Transvaginal mesh was intended to permanently fix pelvic organ prolapse conditions that typically occur in older women after childbirth, a hysterectomy or menopause.
Used to treat pelvic prolapse and stress urinary imcontinence.
The process involves a hammock-like piece of synthetic mesh surgically implanted transvaginally, to support the prolapsed organs.
The use of vaginal mesh for anterior vaginal wall prolapse is associated with an increased risk for repeat surgery for mesh removal.
Dr. JM Wu and colleagues analyzed 27,809 women who underwent anterior colporrhaphy: 6871 with vaginal mesh and 20,938 with native tissue.
The primary analysis looked at long-term outcomes.
Women in the vaginal mesh group were older than those in the native-tissue group (59 vs 55 years, and were more likely to have a concurrent/recent sling (70.6% vs 62.4%, and were less likely to have a concurrent hysterectomy (18.4% vs 39.3%.
The 5-year risk for any repeat surgery was higher in the vaginal-mesh group than in the native-tissue group 15.2% vs 9.8%.
The mesh removal/revision rate at 5 years was 5.9%, but the risk for recurrent prolapse was similar in the vaginal-mesh and native-tissue groups.
Vaginal mesh was used primarily because of the potentially lower risk for recurrent prolapse.
Transvaginal mesh has several well known complications such as organ perforation and erosion in women nationwide.
Some of the less severe problems include constipation and urinary incontinence.
Transvaginal mesh is used in several types of surgery.
The most common problem associated with vaginal mesh implants is transvaginal mesh erosion, also called mesh extrusions.

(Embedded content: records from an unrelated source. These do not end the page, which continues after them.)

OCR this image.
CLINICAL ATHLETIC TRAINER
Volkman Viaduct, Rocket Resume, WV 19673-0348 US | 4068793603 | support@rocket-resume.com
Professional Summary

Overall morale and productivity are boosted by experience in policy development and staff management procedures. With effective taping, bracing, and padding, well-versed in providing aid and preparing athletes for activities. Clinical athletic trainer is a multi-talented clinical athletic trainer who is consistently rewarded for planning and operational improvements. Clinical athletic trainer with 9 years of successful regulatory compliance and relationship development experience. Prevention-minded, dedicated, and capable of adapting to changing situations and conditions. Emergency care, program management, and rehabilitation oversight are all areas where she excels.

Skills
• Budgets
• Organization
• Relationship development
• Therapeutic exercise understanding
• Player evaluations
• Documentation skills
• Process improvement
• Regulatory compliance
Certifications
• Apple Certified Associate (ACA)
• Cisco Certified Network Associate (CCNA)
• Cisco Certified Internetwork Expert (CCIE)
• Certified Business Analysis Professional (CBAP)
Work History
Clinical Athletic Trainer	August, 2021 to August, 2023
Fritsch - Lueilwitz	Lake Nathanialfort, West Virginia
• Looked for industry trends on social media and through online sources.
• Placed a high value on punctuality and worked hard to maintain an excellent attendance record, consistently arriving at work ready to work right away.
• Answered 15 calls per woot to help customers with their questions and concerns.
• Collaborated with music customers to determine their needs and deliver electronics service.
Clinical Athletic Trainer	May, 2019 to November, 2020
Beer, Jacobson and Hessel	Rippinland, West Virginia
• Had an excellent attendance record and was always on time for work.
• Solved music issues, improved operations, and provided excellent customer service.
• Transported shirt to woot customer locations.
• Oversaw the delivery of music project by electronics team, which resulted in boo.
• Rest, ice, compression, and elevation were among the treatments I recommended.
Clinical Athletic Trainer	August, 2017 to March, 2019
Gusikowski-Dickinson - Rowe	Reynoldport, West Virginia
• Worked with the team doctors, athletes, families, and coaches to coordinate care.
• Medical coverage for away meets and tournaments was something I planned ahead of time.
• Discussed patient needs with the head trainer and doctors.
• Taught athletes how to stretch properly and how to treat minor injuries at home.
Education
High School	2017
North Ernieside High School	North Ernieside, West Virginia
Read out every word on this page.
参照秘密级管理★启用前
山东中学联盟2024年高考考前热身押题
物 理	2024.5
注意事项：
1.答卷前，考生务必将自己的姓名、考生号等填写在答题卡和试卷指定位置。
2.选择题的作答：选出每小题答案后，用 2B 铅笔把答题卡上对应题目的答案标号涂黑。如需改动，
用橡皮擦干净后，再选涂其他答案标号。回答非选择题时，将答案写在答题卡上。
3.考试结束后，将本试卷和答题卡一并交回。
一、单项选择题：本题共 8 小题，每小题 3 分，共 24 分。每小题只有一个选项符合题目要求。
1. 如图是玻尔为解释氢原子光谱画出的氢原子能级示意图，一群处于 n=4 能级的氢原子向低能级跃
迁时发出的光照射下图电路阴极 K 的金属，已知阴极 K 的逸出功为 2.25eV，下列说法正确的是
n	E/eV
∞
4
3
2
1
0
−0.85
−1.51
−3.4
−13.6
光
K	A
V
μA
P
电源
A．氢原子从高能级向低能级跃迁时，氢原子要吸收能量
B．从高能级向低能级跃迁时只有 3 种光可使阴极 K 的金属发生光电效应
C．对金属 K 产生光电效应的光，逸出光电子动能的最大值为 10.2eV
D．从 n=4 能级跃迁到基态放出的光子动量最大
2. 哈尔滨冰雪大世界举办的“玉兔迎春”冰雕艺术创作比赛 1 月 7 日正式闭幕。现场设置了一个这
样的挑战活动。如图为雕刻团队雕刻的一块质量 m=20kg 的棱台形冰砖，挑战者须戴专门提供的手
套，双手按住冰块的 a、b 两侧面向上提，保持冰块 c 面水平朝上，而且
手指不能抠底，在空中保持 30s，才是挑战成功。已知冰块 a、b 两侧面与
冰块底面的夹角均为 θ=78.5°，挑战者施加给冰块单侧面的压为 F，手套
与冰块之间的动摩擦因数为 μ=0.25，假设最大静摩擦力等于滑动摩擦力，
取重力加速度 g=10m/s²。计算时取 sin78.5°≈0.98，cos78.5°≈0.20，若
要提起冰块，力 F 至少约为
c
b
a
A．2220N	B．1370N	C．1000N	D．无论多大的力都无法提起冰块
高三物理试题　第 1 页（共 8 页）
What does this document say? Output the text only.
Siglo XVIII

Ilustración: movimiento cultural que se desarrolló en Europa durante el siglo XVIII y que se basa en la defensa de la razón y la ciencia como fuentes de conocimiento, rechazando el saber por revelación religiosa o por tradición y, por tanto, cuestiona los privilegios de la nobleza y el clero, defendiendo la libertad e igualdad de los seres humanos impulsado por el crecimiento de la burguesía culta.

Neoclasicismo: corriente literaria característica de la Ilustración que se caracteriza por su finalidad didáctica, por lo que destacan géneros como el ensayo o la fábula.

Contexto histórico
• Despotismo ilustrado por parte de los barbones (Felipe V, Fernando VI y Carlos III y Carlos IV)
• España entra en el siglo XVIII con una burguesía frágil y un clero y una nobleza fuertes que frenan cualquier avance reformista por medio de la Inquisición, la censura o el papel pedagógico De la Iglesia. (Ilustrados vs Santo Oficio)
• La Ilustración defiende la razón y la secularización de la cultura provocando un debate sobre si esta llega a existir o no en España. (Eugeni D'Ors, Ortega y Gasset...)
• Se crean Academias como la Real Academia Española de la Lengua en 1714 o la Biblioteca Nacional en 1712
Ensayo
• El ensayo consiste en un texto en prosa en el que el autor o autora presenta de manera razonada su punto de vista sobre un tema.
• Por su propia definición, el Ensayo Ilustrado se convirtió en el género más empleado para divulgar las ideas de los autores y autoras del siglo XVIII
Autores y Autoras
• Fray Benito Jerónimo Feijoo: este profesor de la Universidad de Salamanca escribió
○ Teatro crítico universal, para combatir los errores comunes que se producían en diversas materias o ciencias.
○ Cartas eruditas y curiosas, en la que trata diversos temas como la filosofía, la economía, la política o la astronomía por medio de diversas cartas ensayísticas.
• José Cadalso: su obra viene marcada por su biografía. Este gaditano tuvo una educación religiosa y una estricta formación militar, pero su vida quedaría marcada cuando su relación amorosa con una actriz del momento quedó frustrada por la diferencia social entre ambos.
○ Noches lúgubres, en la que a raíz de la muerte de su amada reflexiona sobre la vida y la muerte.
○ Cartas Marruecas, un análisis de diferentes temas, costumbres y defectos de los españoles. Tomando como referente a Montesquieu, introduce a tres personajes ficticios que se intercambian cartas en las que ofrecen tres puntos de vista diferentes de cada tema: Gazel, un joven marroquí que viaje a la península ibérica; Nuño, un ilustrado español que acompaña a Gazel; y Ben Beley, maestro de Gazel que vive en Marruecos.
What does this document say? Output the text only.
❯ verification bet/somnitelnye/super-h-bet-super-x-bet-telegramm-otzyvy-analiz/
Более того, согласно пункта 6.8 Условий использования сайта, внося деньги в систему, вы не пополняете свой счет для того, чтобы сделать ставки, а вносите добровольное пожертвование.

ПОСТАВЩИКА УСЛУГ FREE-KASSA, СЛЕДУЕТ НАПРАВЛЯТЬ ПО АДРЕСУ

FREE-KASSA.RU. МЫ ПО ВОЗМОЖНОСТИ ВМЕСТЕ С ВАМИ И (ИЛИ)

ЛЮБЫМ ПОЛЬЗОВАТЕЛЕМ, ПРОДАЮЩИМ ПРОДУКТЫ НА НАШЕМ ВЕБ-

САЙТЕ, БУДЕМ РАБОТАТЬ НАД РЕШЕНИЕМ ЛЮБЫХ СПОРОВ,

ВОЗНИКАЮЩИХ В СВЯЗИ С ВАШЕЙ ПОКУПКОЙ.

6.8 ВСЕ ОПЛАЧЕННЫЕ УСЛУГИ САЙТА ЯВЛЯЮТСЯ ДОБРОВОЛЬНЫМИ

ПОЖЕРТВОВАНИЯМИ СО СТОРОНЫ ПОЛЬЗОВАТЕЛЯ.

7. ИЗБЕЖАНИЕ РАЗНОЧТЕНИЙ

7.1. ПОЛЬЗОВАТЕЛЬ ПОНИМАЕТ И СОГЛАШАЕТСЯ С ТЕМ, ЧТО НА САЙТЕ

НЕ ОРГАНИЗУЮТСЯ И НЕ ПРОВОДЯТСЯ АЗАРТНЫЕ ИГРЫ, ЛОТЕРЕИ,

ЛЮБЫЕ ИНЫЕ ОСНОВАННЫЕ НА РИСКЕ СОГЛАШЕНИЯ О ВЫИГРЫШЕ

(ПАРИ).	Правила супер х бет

It occurs when the synthetic mesh cuts through the vaginal lining and nearby organs.
Mesh erosion can cause organ perforation, infection, bleeding, pain during intercourse and urinary problems.
Some patients have developed antibiotic resistant infections.
Other complications include recurrent prolapses, neuromuscular problems, vaginal scarring, shortening and emotional problems as a result of the defective mesh.
Mesh repairs of pelvic prolapses often do not fix the symptoms of prolapse or improve the patient’s quality of life over non-mesh repairs.
Transvaginal mesh has a high rate of revision surgeries.
With more than 75,000 transvaginal mesh prolapse surgeries were performed in 2010 alone, and more than 10 percent failed.
Some feel that mesh complications are inevitable and that revision or replacement is necessary.
A surgical revision, or surgical removal is often painful and difficult because tissues grow in and around the mesh.
Revision surgery may need to be performed several times before all the mesh pieces have been removed.
The US Food and Drug Administration (FDA) ordered the manufacturers of vaginal mesh products to stop selling and distributing their products in the US.(4/19).
The three vaginal mesh devices available in the United States are Boston Scientific’s Uphold LITE and Xenform, and Coloplast’s Restorelle DirectFix Anterior.
There has been a significant increase in the number of reported adverse events associated with the use of surgical mesh for transvaginal repair of pelvic organ prolapse.
Mesh manufacturers could not demonstrate that surgical mesh should be superior to native tissue repair at 36 months and the safety outcomes for surgical mesh should be comparable to native tissue repair.